Quelle 1 | Nikolai Portugalow – sowjetischer Journalist und Berater der KPdSU – (Kommunistische Partei der Sowjetunion): Wiedervereinigung passt keinem ins Konzept | Dezember 1990 | aus: Sowjetunion heute,  Dez. 1989, zitiert nach: Gerhart Maier: Die Wende in der DDR, Bonn 1991, S. 121.

Was die Meinungs- und Entscheidungsbildung anbetrifft, betrachten wir selbstverständlich nach wie vor die DDR als unseren Hauptverbündeten, als sozialistisches Bruderland. Das besagt aber nicht, dass wir in das Geschehen hineinfunken […] Eins ist klar: Es gibt keine zwei deutschen Nationen. Es gibt eine deutsche Nation. Allerdings hat gerade die deutsche Nation enorme historische Erfahrung mit der nationalen Existenz in mehreren Staaten. Und ich wüsste nicht, warum […] man nicht ruhig sagen könnte, dass die Existenz einer souveränen DDR nicht zur Disposition steht, schon aus der geschichtlichen Erfahrung heraus […]

Machen wir uns nichts vor: Wiedervereinigung in der Form, wie man sich das in gewissen Kreisen der Bundesrepublik vorstellt, passt keinem der Nachbarn der beiden deutschen Staaten, im Osten wie im Westen, ins Konzept. Das ist mit den Erfordernissen der Stabilität geopolitisch wie geostrategisch unvereinbar. Deswegen glaube ich, dass […] langfristig die beiden deutschen Staaten souverän und gleichberechtigt, zwar nicht gegeneinander, aber miteinander weiterexistieren werden.

 

Quelle 2 | The Sunday Times: The Fourth German Reich | 12. November 1989 | zitiert nach: Gerhart Maier: Die Wende in der DDR, Bonn 1991, S. 121.

Die neunziger Jahre dieses Jahrhunderts werden durch zwei Ereignisse geprägt werden, die so weitreichend sind, dass sie die Gestalt der Politik, wie wir sie seit vierzig Jahren kannten, total verändern werden: Die Auflösung des sowjetischen Imperiums und die Wiedervereinigung Deutschlands werden Folgen haben, die die meisten Politiker noch nicht begriffen haben, nämlich das Ende der amerikanischen Präsenz auf dem europäischen Festland, das Ende der Sowjetunion als Supermacht und das Aufkommen eines Vierten Deutschen Reiches als Europas wirtschaftliche Supermacht […] Da ist nur noch eine Frage offen, die bis jetzt niemand hier zu stellen gewagt hat: Wo bleibt dann Großbritannien?

 

Quelle 3 | Michail Gorbatschow (Generalsekretär des Zentralkomitees der KPdSU 1985-1991) | aus einem Gespräch zwischen Helmut Kohl und Michail Gorbatschow | 10. Februar 1990 | zitiert nach: Aleksandr Galkin, Anatolij Tschernjajew (Hg.): Michail Gorbatschow und die deutsche Frage. Oldenbourg Verlag 2011, S. 329.

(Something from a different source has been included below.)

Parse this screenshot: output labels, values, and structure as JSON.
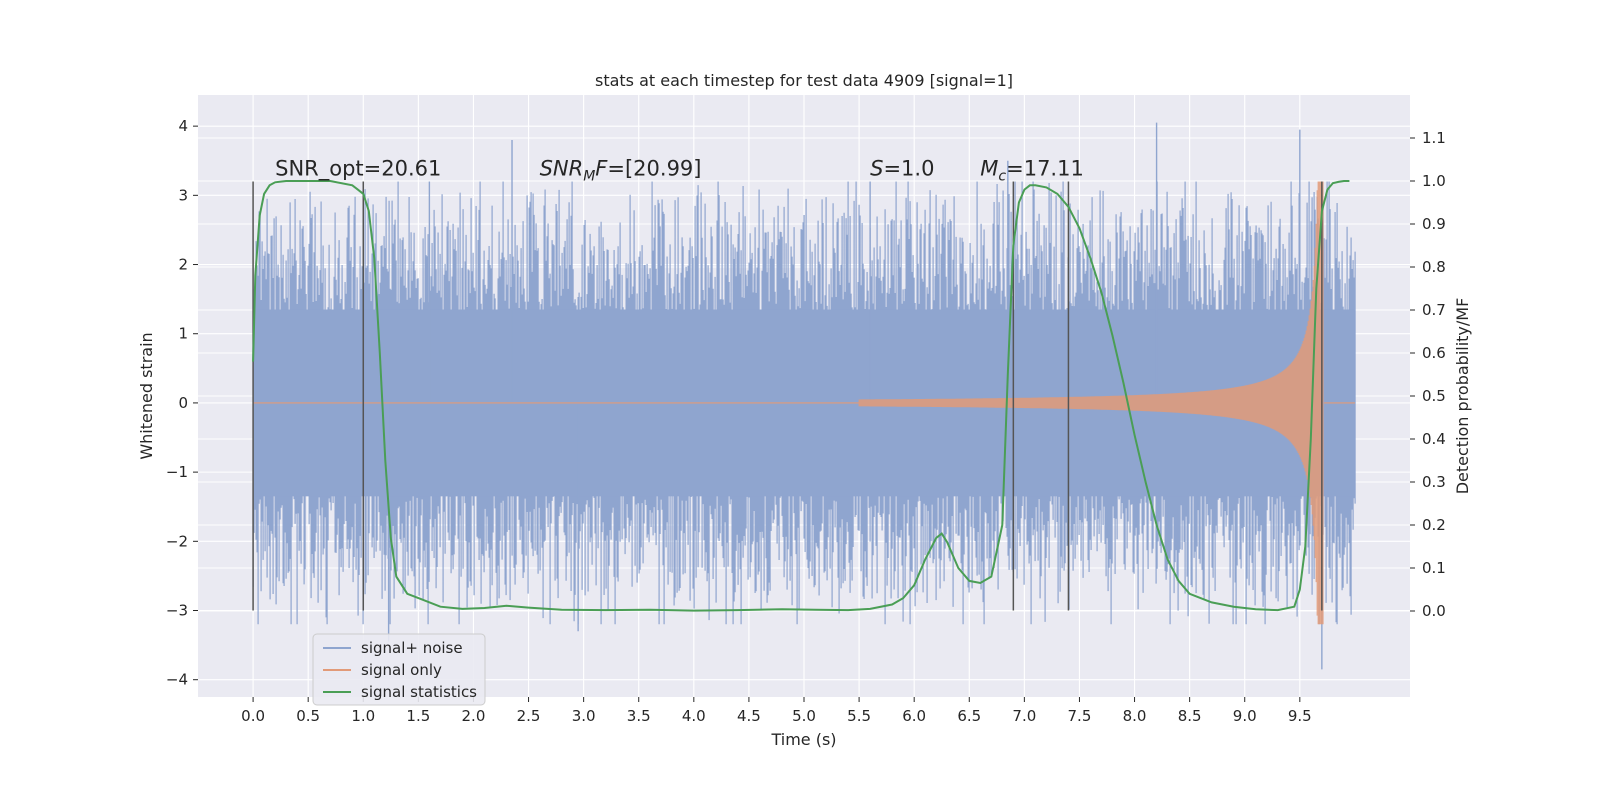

Wie soll der Status eines vereinten Deutschland sein? Ich weiß, dass der Kanzler eine Neutralisierung nicht akzeptiert. Es heißt, dies würde das deutsche Volk erniedrigen. […] Es wäre unseriös, wenn ein Teil des Staates zur NATO, der andere zum Warschauer Pakt gehören würde. Irgendwo stehen am Fluss die einen Streitkräfte und am anderen Ufer sind bereits die anderen. […] Man sagt: Was ist die NATO ohne BRD? Aber es ist auch angebracht zu fragen: Was ist der Warschauer Pakt ohne DDR? Das ist eine schwerwiegende Frage. In militärischen Fragen darf es keine Divergenzen geben. Es heißt, die NATO werde ohne BRD zusammenbrechen. Aber auch für den Warschauer Pakt ist es ohne DDR das Ende. Wenn wir uns über die Hauptsache verständigen, dann ist es wichtig, dass wir auch hier nicht verschiedener Meinung sind.

 

Quelle 4 |  George Bush (Amerikanischer Präsident 1989-1993) | aus einem Telefonat zwischen Michail Gorbatschow und George Bush | 28. Februar 1990 | zitiert nach: Aleksandr Galkin, Anatolij Tschernjajew (Hg.): Michail Gorbatschow und die deutsche Frage. Oldenbourg Verlag 2011, S. 349f.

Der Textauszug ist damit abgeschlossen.